When determining the real zeros of a quadratic function like \( f(x) = \frac{1}{3} - \frac{1}{3}x^{2} \), we primarily use algebraic methods.
These methods involve solving equations to find the values of \( x \) that make the function equal to zero.
The first step in this approach is setting up the equation \( \frac{1}{3} - \frac{1}{3}x^{2} = 0 \).

This equation implies finding where the output \( f(x) \) equals zero (real zeros).
We simplify by eliminating the fraction: multiply each term by 3, giving us \(-x^{2} + 1 = 0\).
Rearrange this to get \(x^{2} = 1\).
Taking the square root of both sides, remember that quadratic equations often have two solutions: positive and negative.
This results in \(x = ±1\).

• Write down the function and set to zero.
• Simplify by multiplying to remove fractions.
• Solve for \( x \), remembering both positive and negative roots.

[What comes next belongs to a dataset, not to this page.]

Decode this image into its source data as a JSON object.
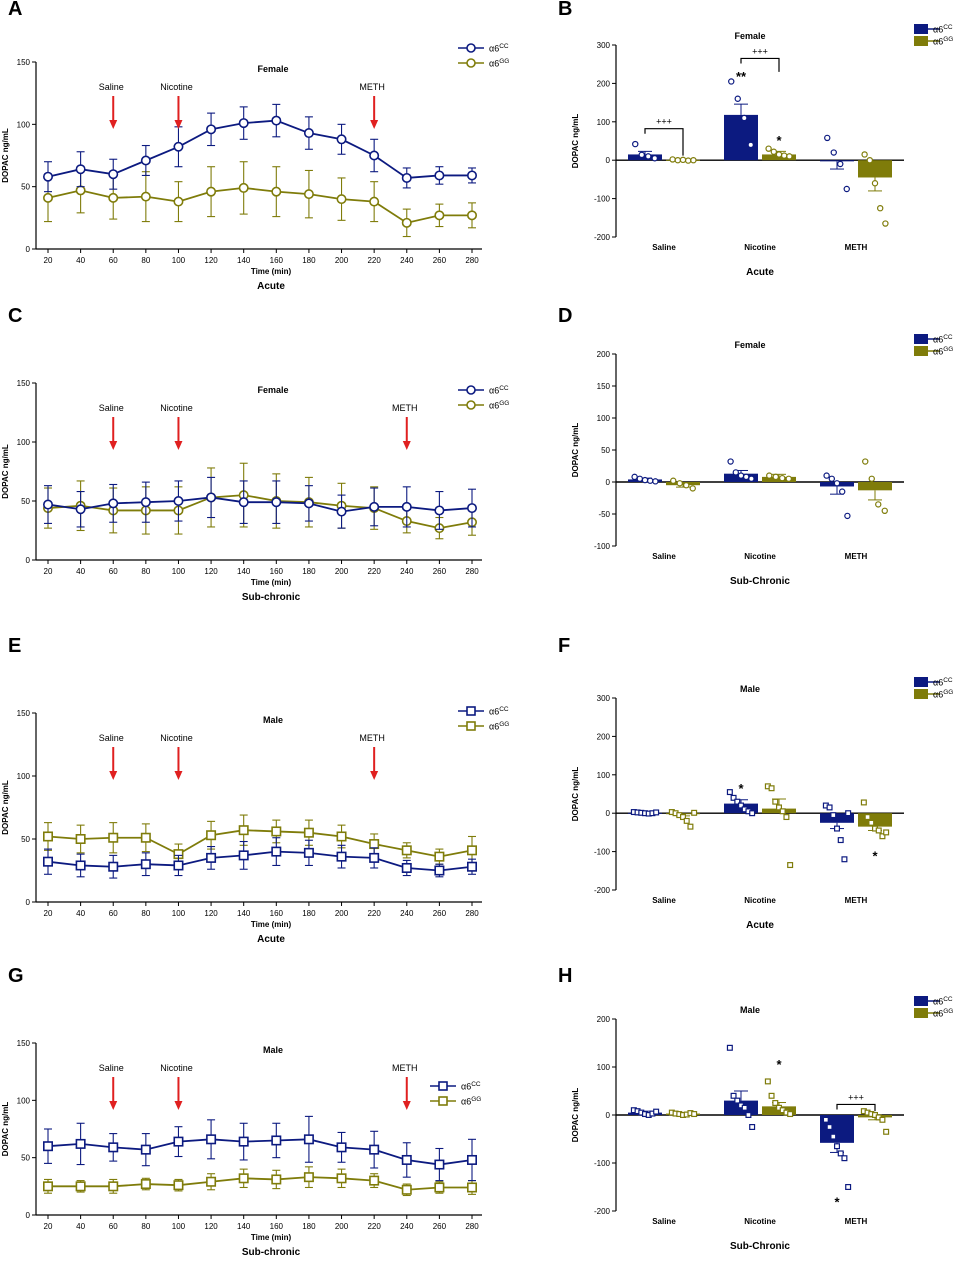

Once you've determined potential zeros algebraically, it's helpful to use a graphing utility to confirm these solutions.
This is because a graphical view can affirm our algebraic solutions by showing the points where the graph intersects the x-axis.
For our quadratic function \( f(x) = \frac{1}{3} - \frac{1}{3}x^{2} \), when graphed, the curve forms an upside-down parabola due to the negative coefficient of \( x^{2} \).

By plotting this function, identifying the x-intercepts at \( x = 1 \) and \( x = -1 \), we confirm our previous algebraic findings.
This visual confirmation is a very useful check.
If the graph passes through the x-axis exactly where your calculations predicted, it supports your algebraic work.

• Use the graph to visualize the zeros.
• Look for points where the curve intersects the x-axis.
• Confirm these graphical results align with the algebraic solutions.

Quadratic functions, like \( f(x) = \frac{1}{3} - \frac{1}{3}x^{2} \), are a fundamental class of polynomial functions characterized by their degree of 2.
The general form of a quadratic function is \( ax^{2} + bx + c \), where \( a \), \( b \), and \( c \) are constants.
In the given problem, \( a = -\frac{1}{3} \), \( b = 0 \), and \( c = \frac{1}{3} \).

Quadratics graph as parabolas, which can open upwards or downwards based on the sign of \( a \).
When \( a < 0 \), the parabola opens downward, as seen with this function.
This opening direction can help confirm the nature of the zeros found, ensuring they are real and potential turning points of the graph.

Finding zeros of quadratic functions is crucial, as it helps predict where the function's value equals zero—where the graph meets the x-axis.
Such analysis is instrumental in various applications, including physics and engineering, where these functions model different phenomena.

• Recognize the form of the quadratic function.
• Understand how the coefficient \( a \) affects the parabola's direction.
• Apply zeros' concepts to solve real-world problems.